Em boa hora passei para ter a ventura de vos encontrar! - acrescentou, saudando
com uma grande expressão de respeito e de afectuosa alegria. E, reparando em
Lourenço, fez-lhe um carinhoso cumprimento, cheio de bondade. - Como o vosso
filho se vai fazendo homem, Francisco! - disse Zacuto - Que donairoso
cavaleiro, loiro e gentil como os príncipes encantados, não tendes vós aqui,
meu nobre fidalgo! - Então, mestre Salomão Zacuto! - repreendeu, sorridente, Francisco
de Almeida, com os olhos a encherem-se-lhe de água - Olhai que mo fazeis
vanglorioso!
- Desse perigo o creio eu livre,
que é vosso filho. Tem o bom exemplo dos seus. Para afugentar vaidades, aqui
vos tem a vós, embaixador que fostes na corte de França, cavaleiro de Granada,
companheiro do grão-capitão Gonçalo de Córdova na conquista do derradeiro
estado moiro da Espanha, ilustre pelo berço e pelo esforço do ânimo, e apartado
do brilho da corte, bem que de El-rei sejais tão querido e estimado que já à
sua mesa vos assentou. - Favores vossos. Com El-rei estarei, com ele e por ele,
cada vez que da minha espada e da minha vida carecer para o seu serviço e para
a honra e defensão desta nossa terra.
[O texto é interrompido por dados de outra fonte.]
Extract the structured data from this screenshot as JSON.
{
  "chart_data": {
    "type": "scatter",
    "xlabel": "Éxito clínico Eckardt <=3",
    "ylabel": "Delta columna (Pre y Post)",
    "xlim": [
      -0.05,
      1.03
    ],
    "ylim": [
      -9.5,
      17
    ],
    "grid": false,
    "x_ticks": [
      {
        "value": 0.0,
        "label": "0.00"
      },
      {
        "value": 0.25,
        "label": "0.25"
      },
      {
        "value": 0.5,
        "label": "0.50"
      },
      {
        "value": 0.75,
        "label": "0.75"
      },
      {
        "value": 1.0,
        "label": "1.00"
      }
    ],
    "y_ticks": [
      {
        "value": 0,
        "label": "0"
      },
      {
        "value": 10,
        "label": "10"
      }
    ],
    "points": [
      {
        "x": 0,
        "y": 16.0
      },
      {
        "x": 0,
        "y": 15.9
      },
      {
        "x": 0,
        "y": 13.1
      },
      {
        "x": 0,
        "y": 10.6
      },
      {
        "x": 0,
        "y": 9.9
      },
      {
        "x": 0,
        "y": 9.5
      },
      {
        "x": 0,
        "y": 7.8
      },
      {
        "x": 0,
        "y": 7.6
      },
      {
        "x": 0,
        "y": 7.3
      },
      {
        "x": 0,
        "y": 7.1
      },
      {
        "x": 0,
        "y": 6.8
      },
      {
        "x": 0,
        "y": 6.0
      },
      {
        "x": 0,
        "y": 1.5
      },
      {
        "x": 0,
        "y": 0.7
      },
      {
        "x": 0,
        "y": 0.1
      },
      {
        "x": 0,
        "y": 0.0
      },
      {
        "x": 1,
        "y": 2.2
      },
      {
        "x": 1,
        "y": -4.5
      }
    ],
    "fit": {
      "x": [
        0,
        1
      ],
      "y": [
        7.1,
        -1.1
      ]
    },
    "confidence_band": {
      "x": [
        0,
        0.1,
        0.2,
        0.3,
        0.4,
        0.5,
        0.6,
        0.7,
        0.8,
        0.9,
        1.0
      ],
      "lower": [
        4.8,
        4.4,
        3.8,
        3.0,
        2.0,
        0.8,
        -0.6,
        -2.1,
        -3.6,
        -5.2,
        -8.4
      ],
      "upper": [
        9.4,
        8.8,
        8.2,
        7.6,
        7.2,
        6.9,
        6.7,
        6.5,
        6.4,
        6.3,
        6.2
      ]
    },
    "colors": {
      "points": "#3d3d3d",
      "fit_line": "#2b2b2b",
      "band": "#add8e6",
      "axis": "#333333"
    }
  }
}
Para o mais, lá tem consigo El-rei
fidalgos de sobra.
- Boas e nobres palavras as
vossas, Francisco - comentou Albuquerque - Assim também o entendo e sinto, e
bem que a vida em grande parte se me tenha decorrido no paço, desde os tempos
do senhor D. Afonso V, que Deus tenha em glória, mais me aprazem rudes pelejas
com moiros de África ou turquescos do que as grandezas e os festejos da corte. -
E bem o haveis mostrado, senhor -- observou o judeu. - Não tanto como era
ambição minha - retorquiu Albuquerque - Ainda criança me trouxeram ao paço
deveres de obediência aos meus e lá me prendem ao presente, como sabeis,
deveres de gratidão aos favores de El-rei. Grande mercê me faria, porém, Sua Alteza,
trocando-me por algum cometimento de perigo o repousado encargo de seu estribeiro-mor.
- Não faltarão ocasiões e certo
vos tem junto de si para vos aproveitar no que melhor quadre ao seu serviço e
ao vosso nome - disse Francisco. - Com boa razão o dizeis, meu nobre fidalgo, e
de vós outro tanto se pode dizer, embora andeis mais afastado da corte. El-rei
sabe conhecer os homens e, longe ou perto de si, lá tem na memória os que
hão-de ajudá-lo nos seus altos desígnios. - Os desígnios de Sua Alteza - volveu
Albuquerque a Salomão Zacuto - mais hão-de importar aos homens do mar, que a
nós outros, criados na guerra. Vede como depois do feito da Graciosa, no rio de
Larache, o moiro de Marrocos se encolheu acobardado, não dando azo a que El-rei
fosse à África, segundo era seu intento! Contra o turco, dia a dia mais
poderoso e mais audaz, parece que já não há espadas cristãs que se lhe oponham,
a tal vergonha chegámos! Das bandas de Castela nenhum perigo se avizinha e anda
já esquecida a contenda que nos levou à batalha de Toro!»
In António Campos Júnior, Guerreiro e Monge, Romance Histórico,
Livraria Romano Torres, Lisboa, 1952.